Wednesday, September 30, 2015

Agenda 21: A Better Class of Person

Agenda 21, pp. 146-152

We continue our tour of the Village with the classrooms:

"The girls' classrooms are on the left, and the boys' on the right. The Central Authority mandates gender segragation after infancy, and you should abide by that rule as best you can in dealing with the children."

Makes sense - we all know how vocal deep greens are about single-gender classrooms.

We get a little bit of information about what's taught in these classrooms - walking on energy boards, saying pledges, and regulations. I suppose that is all you'd need to know in this society, though I'm not sure how it takes ten years to learn it all. We also get this little vignette:

One of the boys, a smaller child with blond, spiky hair, was making the circle sign on his nose instead of his forehead. He was grinning, enjoying the farce. His Caretaker hit him sharply on the back of his head. He quickly put his hand to his forehead, and the look on his face made me think of a candle that had been snuffed out.

So remember that farming village in Jilin? While I was working there, I saw a teacher kick an eleven-year old girl. Once again, this dystopian hellhole school fails to impress me. Of course, most people aren't going to have this perspective.

Incidentally, this is why the dystopian writer's curse never bites as deeply as the science fiction writer's curse. We all had a big ol' laugh at Back to the Future Part II because we all know what the year 2015 really looks like. But how many people have been close enough to a war zone to realize that the nightmare future scenario is actually pretty tame?

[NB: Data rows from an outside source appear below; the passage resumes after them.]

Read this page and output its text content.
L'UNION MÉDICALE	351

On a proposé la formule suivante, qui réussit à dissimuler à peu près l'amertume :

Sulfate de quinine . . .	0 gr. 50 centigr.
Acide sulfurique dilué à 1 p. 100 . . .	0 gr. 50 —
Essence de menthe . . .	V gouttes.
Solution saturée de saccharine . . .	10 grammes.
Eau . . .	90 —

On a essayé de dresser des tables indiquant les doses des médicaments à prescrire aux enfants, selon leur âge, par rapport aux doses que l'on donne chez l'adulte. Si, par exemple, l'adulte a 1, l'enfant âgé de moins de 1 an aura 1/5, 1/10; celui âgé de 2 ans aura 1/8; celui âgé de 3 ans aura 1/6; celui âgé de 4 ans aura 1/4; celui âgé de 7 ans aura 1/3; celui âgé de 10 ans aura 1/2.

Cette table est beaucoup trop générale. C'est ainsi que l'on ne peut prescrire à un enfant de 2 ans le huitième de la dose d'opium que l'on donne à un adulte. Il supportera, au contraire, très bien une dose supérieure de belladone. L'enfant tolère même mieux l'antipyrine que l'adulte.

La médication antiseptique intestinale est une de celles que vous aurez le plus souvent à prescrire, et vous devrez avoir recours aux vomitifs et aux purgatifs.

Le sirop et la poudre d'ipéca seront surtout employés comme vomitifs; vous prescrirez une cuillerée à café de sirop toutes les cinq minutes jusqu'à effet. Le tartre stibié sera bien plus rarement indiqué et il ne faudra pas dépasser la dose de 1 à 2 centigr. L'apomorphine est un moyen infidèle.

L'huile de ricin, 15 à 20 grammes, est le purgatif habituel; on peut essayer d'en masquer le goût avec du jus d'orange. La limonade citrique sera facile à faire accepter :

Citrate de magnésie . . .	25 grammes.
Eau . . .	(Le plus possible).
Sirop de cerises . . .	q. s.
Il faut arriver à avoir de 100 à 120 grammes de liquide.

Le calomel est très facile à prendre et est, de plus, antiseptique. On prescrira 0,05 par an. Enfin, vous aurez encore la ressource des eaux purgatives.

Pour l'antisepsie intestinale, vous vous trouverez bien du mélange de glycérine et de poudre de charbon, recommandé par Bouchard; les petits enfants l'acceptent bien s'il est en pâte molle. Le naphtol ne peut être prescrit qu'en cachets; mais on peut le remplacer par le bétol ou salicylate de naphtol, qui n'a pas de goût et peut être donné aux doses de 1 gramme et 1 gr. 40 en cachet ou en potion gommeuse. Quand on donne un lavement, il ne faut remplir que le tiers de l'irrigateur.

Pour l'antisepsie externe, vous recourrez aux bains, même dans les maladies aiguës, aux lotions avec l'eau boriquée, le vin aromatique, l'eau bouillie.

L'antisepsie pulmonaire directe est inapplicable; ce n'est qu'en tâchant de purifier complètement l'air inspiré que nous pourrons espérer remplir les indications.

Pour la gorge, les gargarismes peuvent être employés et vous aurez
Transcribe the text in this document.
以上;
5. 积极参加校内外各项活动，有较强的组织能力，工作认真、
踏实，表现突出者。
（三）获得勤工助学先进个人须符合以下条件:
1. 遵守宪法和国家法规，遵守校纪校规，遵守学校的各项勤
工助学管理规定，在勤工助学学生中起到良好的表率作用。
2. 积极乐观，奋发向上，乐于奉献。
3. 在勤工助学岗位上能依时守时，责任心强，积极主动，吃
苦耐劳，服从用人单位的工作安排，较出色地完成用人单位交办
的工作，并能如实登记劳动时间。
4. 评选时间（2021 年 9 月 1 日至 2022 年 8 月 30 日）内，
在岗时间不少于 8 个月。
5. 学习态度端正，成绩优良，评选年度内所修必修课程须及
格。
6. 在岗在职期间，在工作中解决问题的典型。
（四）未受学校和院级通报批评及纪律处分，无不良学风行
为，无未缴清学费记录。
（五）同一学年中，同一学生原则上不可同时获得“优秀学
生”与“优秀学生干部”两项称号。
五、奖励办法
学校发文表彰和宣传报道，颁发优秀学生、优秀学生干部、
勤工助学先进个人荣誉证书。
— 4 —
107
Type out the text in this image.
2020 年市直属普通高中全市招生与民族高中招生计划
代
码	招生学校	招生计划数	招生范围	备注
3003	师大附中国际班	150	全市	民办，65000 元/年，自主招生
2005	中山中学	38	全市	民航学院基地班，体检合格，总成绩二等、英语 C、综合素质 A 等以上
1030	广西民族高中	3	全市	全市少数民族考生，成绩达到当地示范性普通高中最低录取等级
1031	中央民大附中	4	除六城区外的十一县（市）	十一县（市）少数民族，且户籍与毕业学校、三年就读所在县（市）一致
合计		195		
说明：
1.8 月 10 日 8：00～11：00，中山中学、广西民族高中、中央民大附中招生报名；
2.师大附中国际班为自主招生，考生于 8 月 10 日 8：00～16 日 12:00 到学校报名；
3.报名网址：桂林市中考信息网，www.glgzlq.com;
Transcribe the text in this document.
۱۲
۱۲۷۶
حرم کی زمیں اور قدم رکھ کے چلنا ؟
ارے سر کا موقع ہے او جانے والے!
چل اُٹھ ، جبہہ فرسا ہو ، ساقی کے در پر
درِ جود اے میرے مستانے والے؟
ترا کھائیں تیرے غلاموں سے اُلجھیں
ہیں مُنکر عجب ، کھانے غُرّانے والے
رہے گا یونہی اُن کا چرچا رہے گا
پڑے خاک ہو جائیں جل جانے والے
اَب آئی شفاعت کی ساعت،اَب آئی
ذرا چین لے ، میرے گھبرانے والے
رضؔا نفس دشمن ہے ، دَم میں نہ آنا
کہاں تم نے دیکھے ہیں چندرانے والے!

The final stop is the nursery, and I'm going to take a pass on the big mother-daughter reunion for now. Trust me, there will be plenty of time for that once Agenda 21 turns into a Hallmark Special Edition in the third act. We do still have a few more points to touch on before we leave the Village. For instance, we still have to meet the Aunt Caretaker:

She came out, carrying an armload of diapers. She looked at me without smiling and began placing the diapers on the shelves under the bassinets. "Don't wake up a sleeping baby, you hear?" she said.

I bet she's really nice and will be very kind and understanding towards Emmeline.

One more point worth highlighting: Why is it that everyone is so willing to send their children off to what are essentially Dickensian orphanages?

"First of all, the Social Reorientation has been very through and the Central Authority persuasive. People needed something to believe in, so they believed in the leaders. They repeatedly said that the children would do better if raised by the Authorities. That message was hammered into the people. They heard it over and over until it became truth to them."

This should be a major plot point. The way that this society treats parenthood is such a major deviation from the real world that it demands careful consideration. Keep in mind that all of his happened not just within a human lifetime, but within a single generation. And yet this is all we're going to be told about it. Most people are just stupid sheep; Only the parents of good Mary Sues and Gary Stus knew better.

That may well be the essential message of not just this novel, but every politically-oriented dystopian narrative penned with the last few years: By reading this, you have proven yourself better than people who have not read this.